Frente a la cadena de errores e impericias comunicacionales y políticas que ha exhibido este gobierno en sus horas más complejas, bien le vendría poner más atención a lo que comunica, lo que calla, lo que muestra y lo que se escapa como exabrupto; este último, ejemplificado en el mensaje de WhatsApp de Cecilia Morel, filtrado a la prensa y reconocido como genuino por palacio.
Si lo que se quiso fue establecer discursiva y audiovisualmente una guerra frente a ‘delincuentes’ y ‘vándalos’, esto tampoco representaba una posibilidad sostenible en el tiempo. Y la prueba de ello es el giro comunicacional del presidente en el quinto día de conflicto, haciendo un mea culpa frente a la sordera/ceguera ante a las demandas de la ciudadanía. El problema es que sus declaraciones llegan discursiva y políticamente tarde, cuando es evidente que el guion de la guerra y el enemigo interno fracasó, aunque esto no se reconozca explícitamente. Llegan, también simbólica y materialmente a destiempo, porque a estas alturas la población no se contentará con medidas que siguen sin trastocar la infraestructura institucional que ha permitido la supervivencia de un modelo responsable de las obscenas cotas de desigualdad y acumulación de riqueza que exhibe Chile actualmente.

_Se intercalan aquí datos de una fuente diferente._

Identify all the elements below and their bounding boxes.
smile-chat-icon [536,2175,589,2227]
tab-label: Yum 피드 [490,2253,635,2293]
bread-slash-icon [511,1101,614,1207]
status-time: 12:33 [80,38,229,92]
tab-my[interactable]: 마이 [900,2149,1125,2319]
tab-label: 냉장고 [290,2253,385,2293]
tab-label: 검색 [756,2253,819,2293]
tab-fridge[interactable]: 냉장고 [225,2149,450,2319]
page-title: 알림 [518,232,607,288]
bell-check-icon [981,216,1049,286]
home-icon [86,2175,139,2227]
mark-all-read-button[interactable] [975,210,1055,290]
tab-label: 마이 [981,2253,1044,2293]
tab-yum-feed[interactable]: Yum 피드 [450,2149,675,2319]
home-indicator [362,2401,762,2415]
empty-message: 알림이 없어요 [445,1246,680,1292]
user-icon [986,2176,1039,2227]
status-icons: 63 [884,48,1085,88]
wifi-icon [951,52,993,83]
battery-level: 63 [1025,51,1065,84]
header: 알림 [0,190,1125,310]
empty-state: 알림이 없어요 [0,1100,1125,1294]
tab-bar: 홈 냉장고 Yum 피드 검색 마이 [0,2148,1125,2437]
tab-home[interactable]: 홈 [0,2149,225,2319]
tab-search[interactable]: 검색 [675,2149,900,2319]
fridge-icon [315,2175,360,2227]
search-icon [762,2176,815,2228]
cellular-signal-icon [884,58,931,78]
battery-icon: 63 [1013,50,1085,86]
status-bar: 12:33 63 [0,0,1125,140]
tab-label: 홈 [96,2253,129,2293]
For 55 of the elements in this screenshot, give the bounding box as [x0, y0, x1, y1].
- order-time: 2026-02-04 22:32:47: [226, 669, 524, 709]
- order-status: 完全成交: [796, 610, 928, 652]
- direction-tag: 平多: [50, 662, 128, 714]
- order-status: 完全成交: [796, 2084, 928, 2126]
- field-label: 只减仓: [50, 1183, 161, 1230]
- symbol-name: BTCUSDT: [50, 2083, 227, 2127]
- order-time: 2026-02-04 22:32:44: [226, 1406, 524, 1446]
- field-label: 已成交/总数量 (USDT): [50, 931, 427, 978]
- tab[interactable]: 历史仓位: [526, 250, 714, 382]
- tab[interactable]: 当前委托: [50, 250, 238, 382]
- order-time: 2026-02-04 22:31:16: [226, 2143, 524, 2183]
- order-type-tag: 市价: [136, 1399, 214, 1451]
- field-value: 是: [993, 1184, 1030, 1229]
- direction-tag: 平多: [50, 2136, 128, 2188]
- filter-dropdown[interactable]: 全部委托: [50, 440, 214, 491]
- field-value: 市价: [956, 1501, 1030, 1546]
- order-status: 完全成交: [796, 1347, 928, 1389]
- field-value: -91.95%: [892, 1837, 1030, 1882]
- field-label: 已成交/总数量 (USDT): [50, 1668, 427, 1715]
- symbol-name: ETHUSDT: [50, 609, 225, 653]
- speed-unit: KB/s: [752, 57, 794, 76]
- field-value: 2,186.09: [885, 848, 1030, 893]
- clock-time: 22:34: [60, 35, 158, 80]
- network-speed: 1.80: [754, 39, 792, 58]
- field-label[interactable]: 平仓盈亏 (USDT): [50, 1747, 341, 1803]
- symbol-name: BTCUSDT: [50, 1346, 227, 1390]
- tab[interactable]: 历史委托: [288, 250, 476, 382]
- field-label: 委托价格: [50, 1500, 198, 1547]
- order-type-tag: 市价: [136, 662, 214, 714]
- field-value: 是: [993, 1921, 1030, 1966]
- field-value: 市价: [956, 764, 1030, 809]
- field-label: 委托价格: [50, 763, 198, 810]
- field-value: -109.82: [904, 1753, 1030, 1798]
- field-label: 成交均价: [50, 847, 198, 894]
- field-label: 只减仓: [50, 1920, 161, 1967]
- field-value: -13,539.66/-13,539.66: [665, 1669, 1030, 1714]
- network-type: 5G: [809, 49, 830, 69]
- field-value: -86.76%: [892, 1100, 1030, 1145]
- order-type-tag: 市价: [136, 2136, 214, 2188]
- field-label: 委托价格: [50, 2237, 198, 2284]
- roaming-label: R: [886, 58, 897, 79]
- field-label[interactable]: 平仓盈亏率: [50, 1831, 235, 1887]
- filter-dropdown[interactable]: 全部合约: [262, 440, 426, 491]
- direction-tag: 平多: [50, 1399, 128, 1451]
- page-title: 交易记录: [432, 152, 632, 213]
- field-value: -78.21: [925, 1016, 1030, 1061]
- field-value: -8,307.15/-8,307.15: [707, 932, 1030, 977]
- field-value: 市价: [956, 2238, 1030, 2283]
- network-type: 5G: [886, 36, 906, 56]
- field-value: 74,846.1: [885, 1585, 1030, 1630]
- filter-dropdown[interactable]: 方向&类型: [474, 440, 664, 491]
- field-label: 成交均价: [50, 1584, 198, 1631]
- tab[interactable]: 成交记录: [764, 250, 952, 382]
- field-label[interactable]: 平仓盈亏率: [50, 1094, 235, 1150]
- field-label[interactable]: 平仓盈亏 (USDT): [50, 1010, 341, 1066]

Hay un aserto popular que bien puede ser aplicado a este caso: “lo dicho, dicho está”, frente al cual Foucault nos recordará que “es necesario concebir el discurso como una violencia que se ejerce sobre las cosas”, nada más alejado de unas palabras dichas al pasar producto del calor del momento. Tal vez el mejor resumen de lo violenta y desafortunada de la afirmación presidencial es la palabra impotente del padre de José Miguel Uribe Antipani, el joven asesinado a quemarropa durante el toque de queda en Curicó: “porque a alguien se le ocurrió decir que estábamos en guerra, los militares pensaron que había que balear a nuestros niños (…) él asesinó porque se sintió con el poder, y el poder se lo dio otro, y ese debería pagar”.